Details of the incident Friday in Afghanistan's northwestern Farah province have been sketchy and often contradictory. An Interior Ministry statement said 300 Afghan laborers tried to cross into Iran illegally, looking for work. Iranian border guards opened fire, killing 10, it said. The ministry also blamed its own border guards for allowing the laborers to cross, though they had neither visas nor passports. Two Afghan border guards were dismissed and could face charges of neglect of duty, the ministry said.
In Tehran, Iran's chief of border guards, Gen. Hamid Sharafi, denied there was any shooting at Afghan migrants, according to Iran's semi-official ISNA news agency.
"Such a report is not right. We do not confirm it based on our investigations," Sharafi said.
Several wounded laborers who arrived at the Farah district hospital for treatment also reported dead compatriots and said as many as 21 laborers were taken away by the Iranian border guards, said Abdul Rahman Zhawandai, a spokesman for the Farah provincial governor.
On Saturday, Afghan Foreign Minister Zalmai Rasoul called the Iranian ambassador to Afghanistan to lodge a complaint and to seek more details about the incident, said Foreign Ministry spokesman Janan Mosazai.
"We are following this issue very seriously through our embassy in Tehran," Mosazai told reporters Sunday. While admitting that the migrants were trying to enter Iran illegally, he said "the reaction of Iran should have been a civilian reaction, not a military" one — a reference to the shooting.
Protests over the incident erupted on Sunday on the Afghan side of the border.
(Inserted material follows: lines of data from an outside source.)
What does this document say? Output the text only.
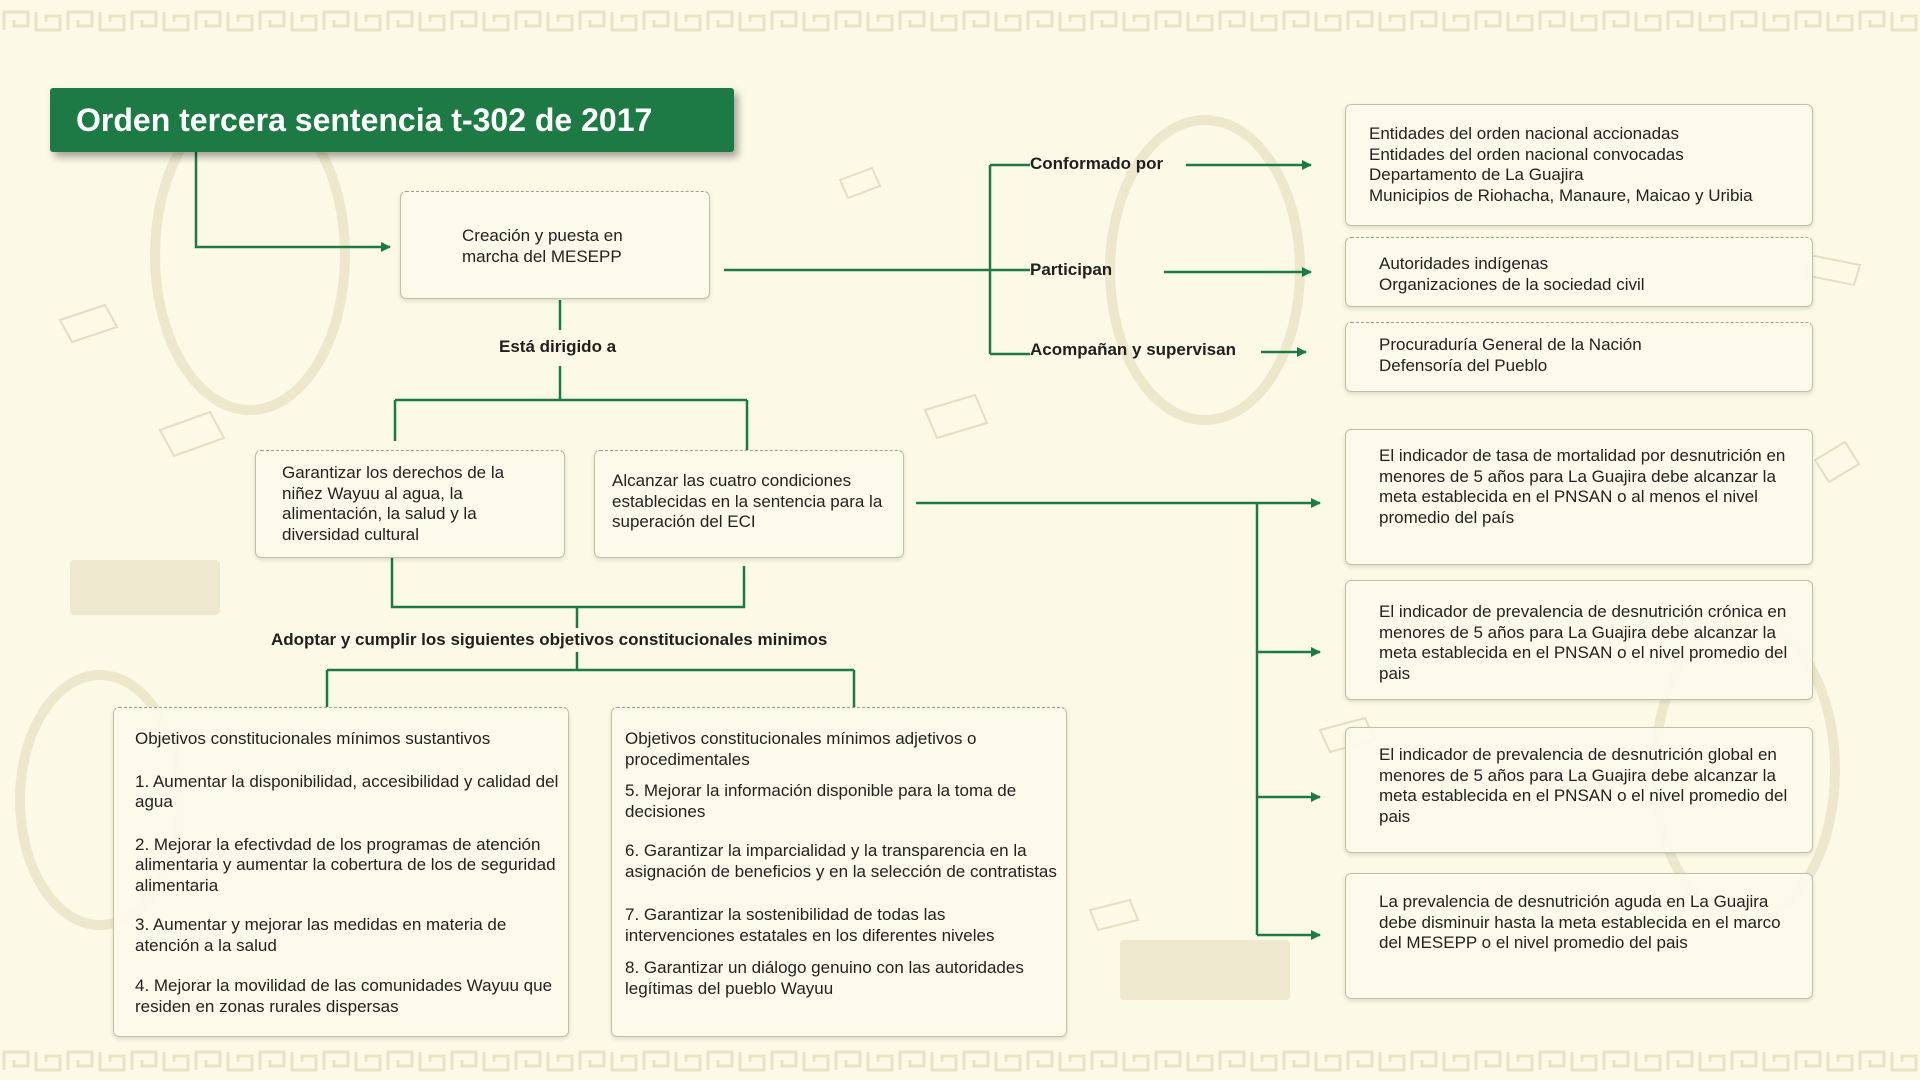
Orden tercera sentencia t-302 de 2017
Creación y puesta en marcha del MESEPP
Está dirigido a
Conformado por
Participan
Acompañan y supervisan
Adoptar y cumplir los siguientes objetivos constitucionales minimos
Entidades del orden nacional accionadas
Entidades del orden nacional convocadas
Departamento de La Guajira
Municipios de Riohacha, Manaure, Maicao y Uribia
Autoridades indígenas
Organizaciones de la sociedad civil
Procuraduría General de la Nación
Defensoría del Pueblo
Garantizar los derechos de la niñez Wayuu al agua, la alimentación, la salud y la diversidad cultural
Alcanzar las cuatro condiciones establecidas en la sentencia para la superación del ECI
El indicador de tasa de mortalidad por desnutrición en menores de 5 años para La Guajira debe alcanzar la meta establecida en el PNSAN o al menos el nivel promedio del país
El indicador de prevalencia de desnutrición crónica en menores de 5 años para La Guajira debe alcanzar la meta establecida en el PNSAN o el nivel promedio del pais
El indicador de prevalencia de desnutrición global en menores de 5 años para La Guajira debe alcanzar la meta establecida en el PNSAN o el nivel promedio del pais
La prevalencia de desnutrición aguda en La Guajira debe disminuir hasta la meta establecida en el marco del MESEPP o el nivel promedio del pais
Objetivos constitucionales mínimos sustantivos
1. Aumentar la disponibilidad, accesibilidad y calidad del agua
2. Mejorar la efectivdad de los programas de atención alimentaria y aumentar la cobertura de los de seguridad alimentaria
3. Aumentar y mejorar las medidas en materia de atención a la salud
4. Mejorar la movilidad de las comunidades Wayuu que residen en zonas rurales dispersas
Objetivos constitucionales mínimos adjetivos o procedimentales
5. Mejorar la información disponible para la toma de decisiones
6. Garantizar la imparcialidad y la transparencia en la asignación de beneficios y en la selección de contratistas
7. Garantizar la sostenibilidad de todas las intervenciones estatales en los diferentes niveles
8. Garantizar un diálogo genuino con las autoridades legítimas del pueblo Wayuu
Dozens of residents demonstrated in the streets of the provincial capital, also named Farah, shouting anti-Iran slogans.
Poor Afghans often try to sneak into Iran in search of work as day laborers.
Elsewhere in Afghanistan, a roadside bomb on Sunday killed a district prosecutor in southern Helmand province, where Taliban insurgents roam with relative ease in much of the countryside.
The bomb struck early in the morning as prosecutor Mohammed Lal Hakimi was on his way to work, said Ummar Zawaq, a spokesman for the provincial governor.
Zawaq said the district prosecutor received threats from the Taliban, angry about the number of insurgents he convicted and sent to prison.
No one claimed responsibility for the killing, but Taliban have stepped up their assassinations in recent months, attacking government and security officials they accuse of being traitors.
Associated Press writer Nasser Karimi contributed from Tehran, Iran.